The universe is trying to tell me something, she thought, when she finished her shower gel and shampoo on the same night. The bottles sighed pomegranate and mint when her fingers embraced them, but they oozed no fluids—they were dry. Empty.
Both of them.
This is rarer than cosmic alignment, she thought.
It’s like— like emptying a jar of peanut butter on the same sandwich as a jar of jam.
And three days later, it happened.
She did not have time to wash the jars before work, so she left them to soak in the sink. She did, however, have time to make coffee and discover that—of course—the lone coffee filter remaining in the carton would contain the last of her coffee ground.
No doubt about it, the universe was definitely trying to tell her something.
And I will die alone.
When predicting a series of coin flips, one typically would not predict more than five heads in a row. The coincidence would be too absurd.
But when a coin is actually flipped and yields ten consecutive heads, people flip.

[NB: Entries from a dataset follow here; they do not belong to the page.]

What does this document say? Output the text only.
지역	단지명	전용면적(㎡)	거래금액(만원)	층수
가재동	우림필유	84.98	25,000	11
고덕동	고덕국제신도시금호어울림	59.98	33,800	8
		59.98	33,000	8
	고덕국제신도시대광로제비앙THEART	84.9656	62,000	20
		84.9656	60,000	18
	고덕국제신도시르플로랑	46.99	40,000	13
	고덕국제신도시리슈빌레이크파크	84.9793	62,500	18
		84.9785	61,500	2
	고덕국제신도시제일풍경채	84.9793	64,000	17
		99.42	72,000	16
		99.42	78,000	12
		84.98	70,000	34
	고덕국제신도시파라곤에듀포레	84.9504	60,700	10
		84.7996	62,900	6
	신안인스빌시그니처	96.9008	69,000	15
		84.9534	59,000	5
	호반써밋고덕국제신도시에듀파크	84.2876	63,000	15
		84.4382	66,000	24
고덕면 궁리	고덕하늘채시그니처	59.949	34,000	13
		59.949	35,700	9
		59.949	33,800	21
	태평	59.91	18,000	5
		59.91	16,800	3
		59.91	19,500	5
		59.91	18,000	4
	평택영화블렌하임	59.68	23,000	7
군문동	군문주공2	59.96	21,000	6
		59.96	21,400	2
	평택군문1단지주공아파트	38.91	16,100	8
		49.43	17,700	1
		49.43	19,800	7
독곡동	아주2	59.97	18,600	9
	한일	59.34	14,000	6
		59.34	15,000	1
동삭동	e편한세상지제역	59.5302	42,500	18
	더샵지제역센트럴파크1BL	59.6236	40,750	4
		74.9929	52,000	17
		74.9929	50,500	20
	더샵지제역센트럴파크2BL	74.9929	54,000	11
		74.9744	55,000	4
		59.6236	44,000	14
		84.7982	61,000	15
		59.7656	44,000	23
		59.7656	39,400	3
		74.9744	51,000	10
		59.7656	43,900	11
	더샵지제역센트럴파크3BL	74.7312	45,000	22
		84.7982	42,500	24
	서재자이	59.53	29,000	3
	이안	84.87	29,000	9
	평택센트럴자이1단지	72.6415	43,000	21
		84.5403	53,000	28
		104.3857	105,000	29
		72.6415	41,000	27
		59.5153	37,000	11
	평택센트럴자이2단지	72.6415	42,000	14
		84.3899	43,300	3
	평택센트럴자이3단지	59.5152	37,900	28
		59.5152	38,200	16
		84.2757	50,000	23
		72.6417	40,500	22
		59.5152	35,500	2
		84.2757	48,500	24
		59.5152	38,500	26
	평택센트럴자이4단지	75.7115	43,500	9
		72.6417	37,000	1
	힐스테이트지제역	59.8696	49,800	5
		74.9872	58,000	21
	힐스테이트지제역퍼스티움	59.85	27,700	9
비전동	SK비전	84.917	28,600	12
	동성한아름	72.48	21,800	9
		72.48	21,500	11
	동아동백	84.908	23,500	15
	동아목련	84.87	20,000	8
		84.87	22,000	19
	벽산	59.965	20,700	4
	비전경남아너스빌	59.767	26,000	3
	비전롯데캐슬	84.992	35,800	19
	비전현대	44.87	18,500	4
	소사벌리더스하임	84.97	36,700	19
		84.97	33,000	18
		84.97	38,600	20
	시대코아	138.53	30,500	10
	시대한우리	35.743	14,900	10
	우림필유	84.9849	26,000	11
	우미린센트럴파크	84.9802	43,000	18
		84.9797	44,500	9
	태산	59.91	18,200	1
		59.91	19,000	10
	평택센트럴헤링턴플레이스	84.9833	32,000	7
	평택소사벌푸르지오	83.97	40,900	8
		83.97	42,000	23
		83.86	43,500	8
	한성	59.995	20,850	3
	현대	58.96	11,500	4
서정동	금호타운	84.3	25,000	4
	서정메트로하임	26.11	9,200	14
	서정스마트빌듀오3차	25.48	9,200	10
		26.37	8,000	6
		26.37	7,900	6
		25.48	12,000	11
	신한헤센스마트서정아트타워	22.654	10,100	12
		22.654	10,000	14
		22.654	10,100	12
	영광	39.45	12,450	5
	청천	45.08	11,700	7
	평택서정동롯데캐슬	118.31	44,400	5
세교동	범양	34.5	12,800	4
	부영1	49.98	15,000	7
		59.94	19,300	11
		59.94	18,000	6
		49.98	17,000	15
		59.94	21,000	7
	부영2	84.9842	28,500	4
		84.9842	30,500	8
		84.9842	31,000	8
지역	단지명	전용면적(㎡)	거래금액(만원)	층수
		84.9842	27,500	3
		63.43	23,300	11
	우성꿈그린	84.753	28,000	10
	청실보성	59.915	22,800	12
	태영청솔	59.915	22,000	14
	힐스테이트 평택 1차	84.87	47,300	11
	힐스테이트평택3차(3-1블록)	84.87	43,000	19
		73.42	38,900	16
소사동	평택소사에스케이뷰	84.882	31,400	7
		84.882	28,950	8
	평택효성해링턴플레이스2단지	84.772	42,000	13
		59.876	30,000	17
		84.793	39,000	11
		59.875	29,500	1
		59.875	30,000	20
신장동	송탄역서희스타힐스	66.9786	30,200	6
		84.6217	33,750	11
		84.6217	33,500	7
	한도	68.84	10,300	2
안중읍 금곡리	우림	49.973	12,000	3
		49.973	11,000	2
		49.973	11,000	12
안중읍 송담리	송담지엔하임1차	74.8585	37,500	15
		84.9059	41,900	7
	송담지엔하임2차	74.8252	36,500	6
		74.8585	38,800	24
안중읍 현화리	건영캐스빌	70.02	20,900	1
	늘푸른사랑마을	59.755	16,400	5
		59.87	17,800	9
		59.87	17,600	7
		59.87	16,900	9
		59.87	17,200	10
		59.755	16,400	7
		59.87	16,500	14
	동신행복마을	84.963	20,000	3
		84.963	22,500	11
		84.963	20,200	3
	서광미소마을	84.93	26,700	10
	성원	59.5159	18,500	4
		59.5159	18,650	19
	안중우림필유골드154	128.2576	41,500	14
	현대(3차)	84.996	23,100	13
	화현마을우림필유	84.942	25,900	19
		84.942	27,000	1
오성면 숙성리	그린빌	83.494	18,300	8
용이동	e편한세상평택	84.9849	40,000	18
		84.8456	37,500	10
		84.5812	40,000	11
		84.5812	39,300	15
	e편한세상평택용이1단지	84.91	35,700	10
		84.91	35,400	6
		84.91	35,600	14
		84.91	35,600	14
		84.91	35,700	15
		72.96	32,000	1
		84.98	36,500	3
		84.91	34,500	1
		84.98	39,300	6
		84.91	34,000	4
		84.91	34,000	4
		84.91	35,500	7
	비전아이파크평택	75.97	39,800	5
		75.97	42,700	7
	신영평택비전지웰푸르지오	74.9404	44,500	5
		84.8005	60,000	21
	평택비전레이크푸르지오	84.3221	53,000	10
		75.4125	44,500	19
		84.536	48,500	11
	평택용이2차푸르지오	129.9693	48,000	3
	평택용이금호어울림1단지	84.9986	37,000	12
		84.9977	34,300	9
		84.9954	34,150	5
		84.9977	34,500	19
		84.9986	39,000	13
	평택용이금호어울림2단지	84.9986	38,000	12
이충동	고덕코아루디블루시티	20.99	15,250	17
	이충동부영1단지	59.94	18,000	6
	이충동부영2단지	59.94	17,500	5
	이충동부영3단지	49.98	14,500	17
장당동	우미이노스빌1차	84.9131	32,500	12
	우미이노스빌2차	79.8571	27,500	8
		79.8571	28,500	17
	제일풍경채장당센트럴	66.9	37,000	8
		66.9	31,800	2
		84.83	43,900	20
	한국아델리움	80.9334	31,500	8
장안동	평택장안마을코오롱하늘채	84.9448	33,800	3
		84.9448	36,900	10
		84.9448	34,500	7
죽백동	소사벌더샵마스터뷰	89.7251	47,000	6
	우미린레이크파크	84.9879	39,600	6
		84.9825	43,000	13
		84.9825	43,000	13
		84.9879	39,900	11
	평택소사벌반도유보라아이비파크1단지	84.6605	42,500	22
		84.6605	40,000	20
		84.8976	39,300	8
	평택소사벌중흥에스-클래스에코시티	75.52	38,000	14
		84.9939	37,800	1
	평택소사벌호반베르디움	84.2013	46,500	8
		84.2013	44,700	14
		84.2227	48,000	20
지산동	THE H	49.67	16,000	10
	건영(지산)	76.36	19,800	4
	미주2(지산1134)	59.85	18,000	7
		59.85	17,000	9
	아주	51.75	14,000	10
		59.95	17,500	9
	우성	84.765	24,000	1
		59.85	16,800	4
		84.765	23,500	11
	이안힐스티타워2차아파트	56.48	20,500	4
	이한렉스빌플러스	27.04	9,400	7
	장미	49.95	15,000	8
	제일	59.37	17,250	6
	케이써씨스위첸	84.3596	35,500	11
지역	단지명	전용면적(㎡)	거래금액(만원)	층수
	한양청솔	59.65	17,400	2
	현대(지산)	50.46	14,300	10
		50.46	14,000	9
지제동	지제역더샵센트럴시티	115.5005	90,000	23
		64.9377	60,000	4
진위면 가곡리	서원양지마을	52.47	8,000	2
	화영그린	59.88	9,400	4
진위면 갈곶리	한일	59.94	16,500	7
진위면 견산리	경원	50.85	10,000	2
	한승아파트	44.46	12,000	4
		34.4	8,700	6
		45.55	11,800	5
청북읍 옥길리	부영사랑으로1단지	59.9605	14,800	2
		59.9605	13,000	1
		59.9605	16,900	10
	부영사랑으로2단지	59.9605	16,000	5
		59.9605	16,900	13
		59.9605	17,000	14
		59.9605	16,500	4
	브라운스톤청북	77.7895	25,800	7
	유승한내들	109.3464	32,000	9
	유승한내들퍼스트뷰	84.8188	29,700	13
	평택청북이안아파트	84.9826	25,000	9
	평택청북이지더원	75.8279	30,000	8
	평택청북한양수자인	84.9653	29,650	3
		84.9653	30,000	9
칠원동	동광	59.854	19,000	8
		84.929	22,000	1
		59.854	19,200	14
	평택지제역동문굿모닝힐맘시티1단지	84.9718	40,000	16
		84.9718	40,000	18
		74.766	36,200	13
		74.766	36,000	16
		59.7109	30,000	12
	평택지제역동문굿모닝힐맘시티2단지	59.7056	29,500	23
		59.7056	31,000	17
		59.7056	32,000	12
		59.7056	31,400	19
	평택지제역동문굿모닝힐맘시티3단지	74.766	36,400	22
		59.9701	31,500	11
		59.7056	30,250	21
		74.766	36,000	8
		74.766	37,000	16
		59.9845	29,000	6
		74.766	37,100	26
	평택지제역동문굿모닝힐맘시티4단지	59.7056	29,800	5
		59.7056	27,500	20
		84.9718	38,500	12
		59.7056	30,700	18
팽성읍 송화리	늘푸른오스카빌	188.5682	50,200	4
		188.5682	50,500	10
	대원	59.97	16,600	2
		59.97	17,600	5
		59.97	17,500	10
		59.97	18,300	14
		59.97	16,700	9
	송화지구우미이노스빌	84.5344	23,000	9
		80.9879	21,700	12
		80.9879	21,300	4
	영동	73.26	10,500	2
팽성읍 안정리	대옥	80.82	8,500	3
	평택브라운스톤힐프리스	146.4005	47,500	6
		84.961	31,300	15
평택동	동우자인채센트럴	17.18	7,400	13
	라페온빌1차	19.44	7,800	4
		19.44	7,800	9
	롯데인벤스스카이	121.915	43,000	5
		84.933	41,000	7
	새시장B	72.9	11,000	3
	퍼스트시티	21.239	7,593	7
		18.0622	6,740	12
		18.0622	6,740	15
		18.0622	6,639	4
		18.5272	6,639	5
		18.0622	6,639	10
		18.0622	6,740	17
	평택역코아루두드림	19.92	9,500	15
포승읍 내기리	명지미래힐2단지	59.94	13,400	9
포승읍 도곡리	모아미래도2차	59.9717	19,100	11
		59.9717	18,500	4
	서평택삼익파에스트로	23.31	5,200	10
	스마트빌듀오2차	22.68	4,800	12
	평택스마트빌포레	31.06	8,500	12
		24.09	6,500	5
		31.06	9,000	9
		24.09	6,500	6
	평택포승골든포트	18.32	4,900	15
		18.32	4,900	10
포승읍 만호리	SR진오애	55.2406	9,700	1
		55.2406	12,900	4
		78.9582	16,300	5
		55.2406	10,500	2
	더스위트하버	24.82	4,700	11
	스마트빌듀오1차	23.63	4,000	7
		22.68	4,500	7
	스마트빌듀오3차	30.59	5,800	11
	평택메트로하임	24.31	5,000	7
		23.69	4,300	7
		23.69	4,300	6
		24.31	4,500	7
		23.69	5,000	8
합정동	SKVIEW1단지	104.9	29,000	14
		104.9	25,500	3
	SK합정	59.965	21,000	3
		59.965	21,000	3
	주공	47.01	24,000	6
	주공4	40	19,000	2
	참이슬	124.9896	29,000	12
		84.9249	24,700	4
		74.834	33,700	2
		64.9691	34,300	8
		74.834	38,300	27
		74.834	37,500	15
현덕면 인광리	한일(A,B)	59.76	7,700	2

Statistically speaking, any permutation of such binaries would have the same probability. Heads-tails-heads-heads-tails is just as likely as heads-heads-heads-heads-heads.
That was what she told herself.
Assuming a fair coin, at least.
Coincidences aren’t supposed to mean anything.
The next morning, two doors down.
He held his milk carton vertically over the bowl, and shook it slightly, examining the white beads as they fell. The cereal crumbs that had been at the bottom of the bag now floated at the top of the bowl, trembling as the milk drops struck the surface.
Finishing these on the same day—what could this possibly mean?